L’Ouzbékistan est le pays le plus peuplé d’Asie centrale et renferme un énorme potentiel économique. Son industrie est en plein développement, ce qui devrait à l’avenir le pousser à rechercher de nouveaux débouchés pour ses exportations. Cependant, la position géographique du pays complique son accès aux marchés mondiaux, une contrainte qui aura de plus en plus d’influence sur la politique étrangère ouzbèke dans les années à venir. L’Ouzbékistan tente de tirer le meilleur parti des mécanismes commerciaux prévus dans le cadre de la CEI, tout en gardant ses distances avec l’Union douanière. La question de l’avenir de ce grand écart reste ouverte. La crise politique qui a éclaté dans le pays en 2014 va vraisemblablement avoir de plus en plus d’influence sur sa politique étrangère, et notamment ses relations avec la Russie.

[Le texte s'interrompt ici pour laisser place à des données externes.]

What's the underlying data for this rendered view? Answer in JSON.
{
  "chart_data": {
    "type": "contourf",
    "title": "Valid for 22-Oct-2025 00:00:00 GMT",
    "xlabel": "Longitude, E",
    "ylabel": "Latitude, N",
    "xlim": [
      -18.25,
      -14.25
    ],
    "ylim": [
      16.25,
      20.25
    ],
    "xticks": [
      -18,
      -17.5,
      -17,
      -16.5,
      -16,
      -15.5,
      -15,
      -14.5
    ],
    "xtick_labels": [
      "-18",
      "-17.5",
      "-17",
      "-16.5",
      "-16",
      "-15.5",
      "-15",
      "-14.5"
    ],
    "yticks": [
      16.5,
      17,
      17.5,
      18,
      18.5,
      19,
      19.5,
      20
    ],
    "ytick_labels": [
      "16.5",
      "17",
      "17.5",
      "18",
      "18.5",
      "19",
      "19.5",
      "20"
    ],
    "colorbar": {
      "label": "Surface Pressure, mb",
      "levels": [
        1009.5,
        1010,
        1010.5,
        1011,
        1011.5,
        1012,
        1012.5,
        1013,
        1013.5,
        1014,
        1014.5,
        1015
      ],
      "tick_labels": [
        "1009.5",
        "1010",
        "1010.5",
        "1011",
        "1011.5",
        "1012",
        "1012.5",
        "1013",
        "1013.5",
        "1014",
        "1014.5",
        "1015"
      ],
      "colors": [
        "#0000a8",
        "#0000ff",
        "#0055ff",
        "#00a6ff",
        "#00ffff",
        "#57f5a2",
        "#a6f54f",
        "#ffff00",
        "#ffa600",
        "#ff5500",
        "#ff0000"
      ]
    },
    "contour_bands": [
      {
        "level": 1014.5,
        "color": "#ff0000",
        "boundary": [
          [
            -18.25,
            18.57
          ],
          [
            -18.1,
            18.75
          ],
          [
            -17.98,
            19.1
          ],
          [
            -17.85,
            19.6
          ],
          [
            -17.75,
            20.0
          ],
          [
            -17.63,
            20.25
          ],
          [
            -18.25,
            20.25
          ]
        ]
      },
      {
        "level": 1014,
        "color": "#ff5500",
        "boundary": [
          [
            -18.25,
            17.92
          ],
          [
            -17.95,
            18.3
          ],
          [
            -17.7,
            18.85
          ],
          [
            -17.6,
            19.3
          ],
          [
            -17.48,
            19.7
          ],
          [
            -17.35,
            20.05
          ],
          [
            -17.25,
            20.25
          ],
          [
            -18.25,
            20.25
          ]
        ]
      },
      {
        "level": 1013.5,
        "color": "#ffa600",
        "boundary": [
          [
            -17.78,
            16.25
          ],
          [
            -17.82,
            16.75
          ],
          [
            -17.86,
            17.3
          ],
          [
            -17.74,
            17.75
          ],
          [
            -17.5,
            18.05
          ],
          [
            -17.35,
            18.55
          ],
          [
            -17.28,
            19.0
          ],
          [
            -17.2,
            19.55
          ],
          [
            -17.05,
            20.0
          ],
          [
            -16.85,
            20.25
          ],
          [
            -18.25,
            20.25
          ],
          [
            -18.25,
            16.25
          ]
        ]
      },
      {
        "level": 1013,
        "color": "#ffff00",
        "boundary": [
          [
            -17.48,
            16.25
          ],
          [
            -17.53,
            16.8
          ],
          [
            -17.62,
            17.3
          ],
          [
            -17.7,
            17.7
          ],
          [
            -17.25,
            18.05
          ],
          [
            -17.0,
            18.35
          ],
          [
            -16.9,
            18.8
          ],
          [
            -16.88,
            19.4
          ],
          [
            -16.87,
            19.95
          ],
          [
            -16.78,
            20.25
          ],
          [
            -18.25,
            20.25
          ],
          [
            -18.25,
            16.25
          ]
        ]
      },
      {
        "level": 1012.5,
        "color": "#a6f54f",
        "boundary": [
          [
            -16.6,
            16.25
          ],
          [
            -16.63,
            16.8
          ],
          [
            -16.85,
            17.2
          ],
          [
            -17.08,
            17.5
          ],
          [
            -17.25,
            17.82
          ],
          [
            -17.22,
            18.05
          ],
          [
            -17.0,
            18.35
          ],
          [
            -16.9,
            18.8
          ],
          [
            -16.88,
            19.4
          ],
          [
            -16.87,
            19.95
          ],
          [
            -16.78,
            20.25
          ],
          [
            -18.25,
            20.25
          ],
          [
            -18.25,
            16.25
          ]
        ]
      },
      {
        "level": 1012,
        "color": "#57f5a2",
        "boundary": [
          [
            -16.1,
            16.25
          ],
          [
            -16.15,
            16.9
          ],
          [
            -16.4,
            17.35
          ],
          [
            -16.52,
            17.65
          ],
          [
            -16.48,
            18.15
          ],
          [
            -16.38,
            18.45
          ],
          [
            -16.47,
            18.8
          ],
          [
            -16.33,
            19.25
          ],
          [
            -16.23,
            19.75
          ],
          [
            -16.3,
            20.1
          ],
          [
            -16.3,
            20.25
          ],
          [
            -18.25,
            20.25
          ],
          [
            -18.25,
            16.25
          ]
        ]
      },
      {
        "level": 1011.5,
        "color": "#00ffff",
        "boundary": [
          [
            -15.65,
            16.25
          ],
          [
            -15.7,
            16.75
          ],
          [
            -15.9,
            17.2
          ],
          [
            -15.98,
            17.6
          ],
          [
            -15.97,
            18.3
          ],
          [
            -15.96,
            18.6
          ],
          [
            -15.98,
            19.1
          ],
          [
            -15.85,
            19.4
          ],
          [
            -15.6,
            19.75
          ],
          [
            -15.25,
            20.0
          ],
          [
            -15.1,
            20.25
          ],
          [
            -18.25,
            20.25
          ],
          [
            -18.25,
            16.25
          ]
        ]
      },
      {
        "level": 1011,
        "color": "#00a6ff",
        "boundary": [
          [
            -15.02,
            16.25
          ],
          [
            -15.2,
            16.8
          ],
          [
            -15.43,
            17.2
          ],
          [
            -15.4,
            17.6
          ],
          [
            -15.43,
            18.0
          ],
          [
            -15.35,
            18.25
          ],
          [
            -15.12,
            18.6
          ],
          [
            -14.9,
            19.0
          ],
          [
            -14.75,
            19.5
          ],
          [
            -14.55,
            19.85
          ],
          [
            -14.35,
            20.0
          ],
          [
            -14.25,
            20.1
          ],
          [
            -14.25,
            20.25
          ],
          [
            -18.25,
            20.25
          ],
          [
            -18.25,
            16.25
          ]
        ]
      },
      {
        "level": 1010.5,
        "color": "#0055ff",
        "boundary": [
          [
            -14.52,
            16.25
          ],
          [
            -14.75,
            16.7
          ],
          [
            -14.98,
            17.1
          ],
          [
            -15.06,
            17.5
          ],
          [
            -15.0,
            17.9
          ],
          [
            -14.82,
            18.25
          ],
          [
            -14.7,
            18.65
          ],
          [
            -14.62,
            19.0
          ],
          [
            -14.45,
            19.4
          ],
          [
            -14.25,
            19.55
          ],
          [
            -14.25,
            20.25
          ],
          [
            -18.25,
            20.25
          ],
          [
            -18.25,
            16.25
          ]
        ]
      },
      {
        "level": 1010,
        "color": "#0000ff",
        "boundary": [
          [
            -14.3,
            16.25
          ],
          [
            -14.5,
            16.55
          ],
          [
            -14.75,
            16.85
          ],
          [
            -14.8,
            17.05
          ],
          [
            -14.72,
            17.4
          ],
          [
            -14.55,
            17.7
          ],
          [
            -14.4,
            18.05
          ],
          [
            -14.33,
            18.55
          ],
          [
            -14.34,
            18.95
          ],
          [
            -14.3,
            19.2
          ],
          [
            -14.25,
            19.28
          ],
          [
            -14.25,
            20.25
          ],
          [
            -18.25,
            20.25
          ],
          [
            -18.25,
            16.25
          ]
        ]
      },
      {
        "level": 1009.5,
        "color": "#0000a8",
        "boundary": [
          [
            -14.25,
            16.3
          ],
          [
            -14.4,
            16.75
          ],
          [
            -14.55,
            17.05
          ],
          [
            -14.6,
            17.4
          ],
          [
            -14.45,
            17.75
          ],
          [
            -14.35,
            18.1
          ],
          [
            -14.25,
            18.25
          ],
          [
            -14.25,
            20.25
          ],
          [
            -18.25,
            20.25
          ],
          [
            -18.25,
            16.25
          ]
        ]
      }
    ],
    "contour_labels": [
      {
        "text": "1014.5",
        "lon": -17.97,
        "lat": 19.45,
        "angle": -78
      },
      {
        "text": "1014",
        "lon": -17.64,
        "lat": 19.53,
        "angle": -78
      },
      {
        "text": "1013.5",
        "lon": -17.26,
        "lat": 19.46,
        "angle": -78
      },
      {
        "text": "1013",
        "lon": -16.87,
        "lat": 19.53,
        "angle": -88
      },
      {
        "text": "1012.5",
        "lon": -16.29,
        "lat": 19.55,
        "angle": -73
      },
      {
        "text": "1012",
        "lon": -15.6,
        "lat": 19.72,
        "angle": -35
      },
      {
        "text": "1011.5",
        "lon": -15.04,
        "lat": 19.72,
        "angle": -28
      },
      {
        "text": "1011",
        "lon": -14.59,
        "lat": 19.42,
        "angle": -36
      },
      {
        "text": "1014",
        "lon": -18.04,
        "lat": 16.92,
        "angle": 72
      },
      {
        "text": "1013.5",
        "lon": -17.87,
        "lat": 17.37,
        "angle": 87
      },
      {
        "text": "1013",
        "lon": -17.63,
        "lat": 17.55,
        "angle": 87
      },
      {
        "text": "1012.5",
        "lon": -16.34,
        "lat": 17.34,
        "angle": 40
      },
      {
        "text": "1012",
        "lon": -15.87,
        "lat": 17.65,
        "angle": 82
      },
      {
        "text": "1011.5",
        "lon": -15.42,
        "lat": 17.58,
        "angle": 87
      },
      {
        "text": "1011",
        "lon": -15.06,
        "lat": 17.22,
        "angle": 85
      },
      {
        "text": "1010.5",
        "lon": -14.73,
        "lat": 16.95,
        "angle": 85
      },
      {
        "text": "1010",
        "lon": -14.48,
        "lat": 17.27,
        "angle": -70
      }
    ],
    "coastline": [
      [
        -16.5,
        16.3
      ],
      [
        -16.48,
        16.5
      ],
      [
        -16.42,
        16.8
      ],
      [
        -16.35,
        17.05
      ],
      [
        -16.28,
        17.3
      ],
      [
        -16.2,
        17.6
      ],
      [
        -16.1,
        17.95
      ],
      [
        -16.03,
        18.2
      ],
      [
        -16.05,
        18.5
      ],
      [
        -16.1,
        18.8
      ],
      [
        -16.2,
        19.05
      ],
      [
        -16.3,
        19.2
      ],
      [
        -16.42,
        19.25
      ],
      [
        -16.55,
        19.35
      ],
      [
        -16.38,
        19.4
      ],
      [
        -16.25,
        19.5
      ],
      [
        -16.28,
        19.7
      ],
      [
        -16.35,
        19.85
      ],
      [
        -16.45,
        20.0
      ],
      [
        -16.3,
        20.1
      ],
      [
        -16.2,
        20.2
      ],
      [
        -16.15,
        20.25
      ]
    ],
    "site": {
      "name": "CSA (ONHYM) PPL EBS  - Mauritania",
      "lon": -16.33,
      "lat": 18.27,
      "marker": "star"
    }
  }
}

Le Turkménistan est un spécimen unique dans l’espace post-soviétique de régime dictatorial basé sur l’exploitation des ressources naturelles, bien que la combinaison entre un régime politique autoritaire et d’importantes réserves en hydrocarbures soit relativement répandue dans le monde. Ses tentatives de développer son industrie ne sont guère couronnées de succès. A la chute de l’Union soviétique, le Turkménistan disposait du réseau de gazoducs le plus important après la Russie. La diversification des pays d’exportation a donc constitué une priorité pour le pays après son indépendance. Malgré cela, un seul nouveau gazoduc a été inauguré en 1997 vers l’Iran, d’une capacité modeste et non exploitée pleinement, de surcroît. Au milieu des années 2000, une lutte intense mais de courte durée s’est déroulée pour le contrôle du gaz turkmène. Gazprom a tenté de maintenir sinon un monopole, du moins la première place parmi les clients du gaz turkmène, en augmentant constamment son prix d’achat. Cependant, la crise de 2008-2009 a abouti à la perte par Gazprom de sa position privilégiée et les grands projets visant à moderniser les infrastructures d’exportation du gaz turkmène vers la Russie n’ont pas été mis en œuvre. Dans le même temps, la Chine et l’Iran ont depuis 2010 construit de nouveaux gazoducs et augmenté leurs achats de gaz au Turkménistan. Le thème du gaz reste au centre de la relation bilatérale russo-turkmène, même si cette diversification des exportations a diminué son importance. Cette question pourrait ressurgir de nouveau dans un proche avenir, lorsque viendra le moment de développer de nouveaux gazoducs vers l’Europe. Les perspectives d’une intégration du Turkménistan au sein de l’Union douanière sont faibles, et le manque d’intérêt des autorités turkmènes est partagé côté russe.

Conclusion : la Russie va beaucoup se renforcer ou beaucoup s’affaiblir

Le projet russe d’intégration économique régionale n’est pas voué à un succès certain. Pour réussir, la Russie devra fournir des efforts soutenus. Deux grands défis se posent à elle pour le mettre en œuvre.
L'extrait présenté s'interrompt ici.